Liu joined the faculty of Wuhan University on the invitation of President Li Da, and spent his entire career there. He was promoted to lecturer in 1963, to associate professor in 1978, and to professor in 1982. He was named a distinguished professor in 2006. He was a longtime director of the Institute of Aesthetics at Wuhan University, and also served as Vice President of the China Aesthetics Society.

Liu spent decades studying Marxist aesthetics, history of Chinese aesthetics, history of Chinese calligraphy and painting, and Chinese traditional thoughts and culture. He and Li Zehou co-edited the two-volume History of Chinese Aesthetics (中国美学史), published in 1984 and 1987. Considered the foundational work in the field, the book is described as "monumental" despite being unfinished.

In The Spreading and Influence of German Aesthetics in China, he argued that modern Chinese aesthetics have largely resulted from the propagation of German idealism, through the translated writings of thinkers such as Alexander Baumgarten, Immanuel Kant, and Karl Marx. In 1999, he was invited to teach as a visiting professor at the University of Trier and Heidelberg University in Germany, and the book was translated into German and published by the University of Trier Press.
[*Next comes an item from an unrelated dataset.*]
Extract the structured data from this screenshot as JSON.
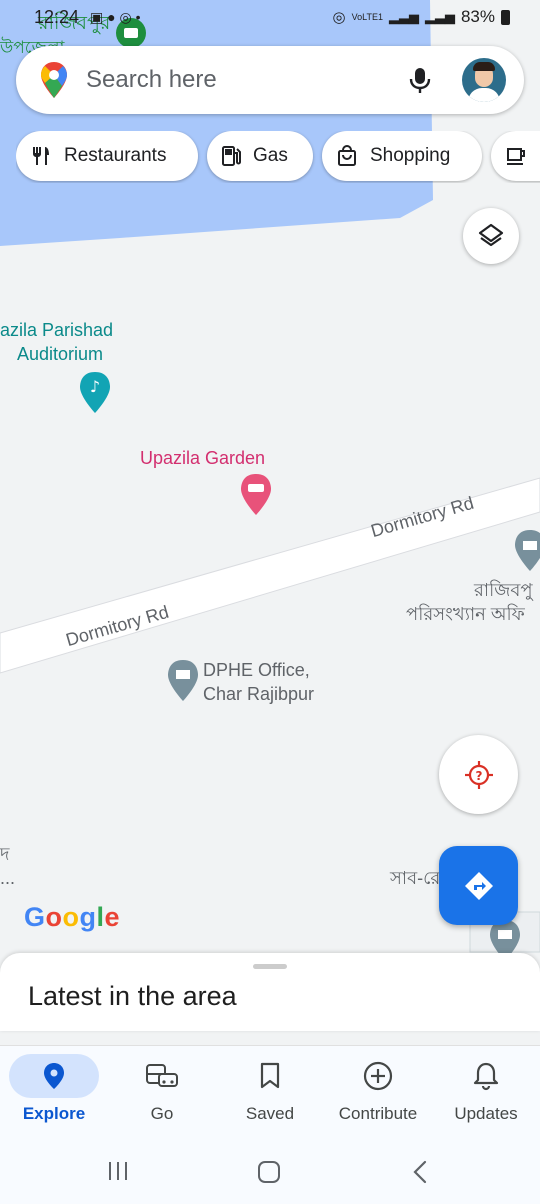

Liu was also a painter and calligrapher and published Collected Paintings and Calligraphy of Liu Gangji in 2012, which includes 269 of his works. The Hubei Institute of Fine Arts held his personal art exhibition in the same year with more than 150 works. He has been described as "an artist among philosophers, and a philosopher among artists".

==Selected books==
- Gong Xian (龚贤, 1962)
- Huang Shen (黄慎, 1979)
- A Brief Discourse on the Aesthetics of Calligraphy (书法美学简论, 1979)
- Dialogues on Aesthetics (美学对话, 1983)
- History of Chinese Aesthetics (中国美学史: Volume 1 in 1984, Volume 2 in 1987), with Li Zehou
- Aesthetics and Philosophy (美学与哲学, 1986)
- The Philosophy of Art (艺术哲学, 1986)
- Liu Xie (刘勰, 1989)
- The Spreading and Influence of German Aesthetics in China (德国美学在中国的传播与影响, 1991)
- The Aesthetics of I Ching (周易美学, 1992)
- Wen Zhengming (文征明, 1996)
- Traditional Culture, Philosophy, and Aesthetics (传统文化、哲学与美学, 1997)
- Chinese Calligraphy, Paintings, Art and Aesthetics (中国书画、美术与美学, 2006)
- Collected Works of Liu Gangji (刘纲纪文集, 2009)
- Collected Paintings and Calligraphy of Liu Gangji (刘纲纪书画集, 2012)

== Personal life ==
Liu was married to Sun Jialan (孙家兰).

He died on 1 December 2019 in Wuhan, aged 86.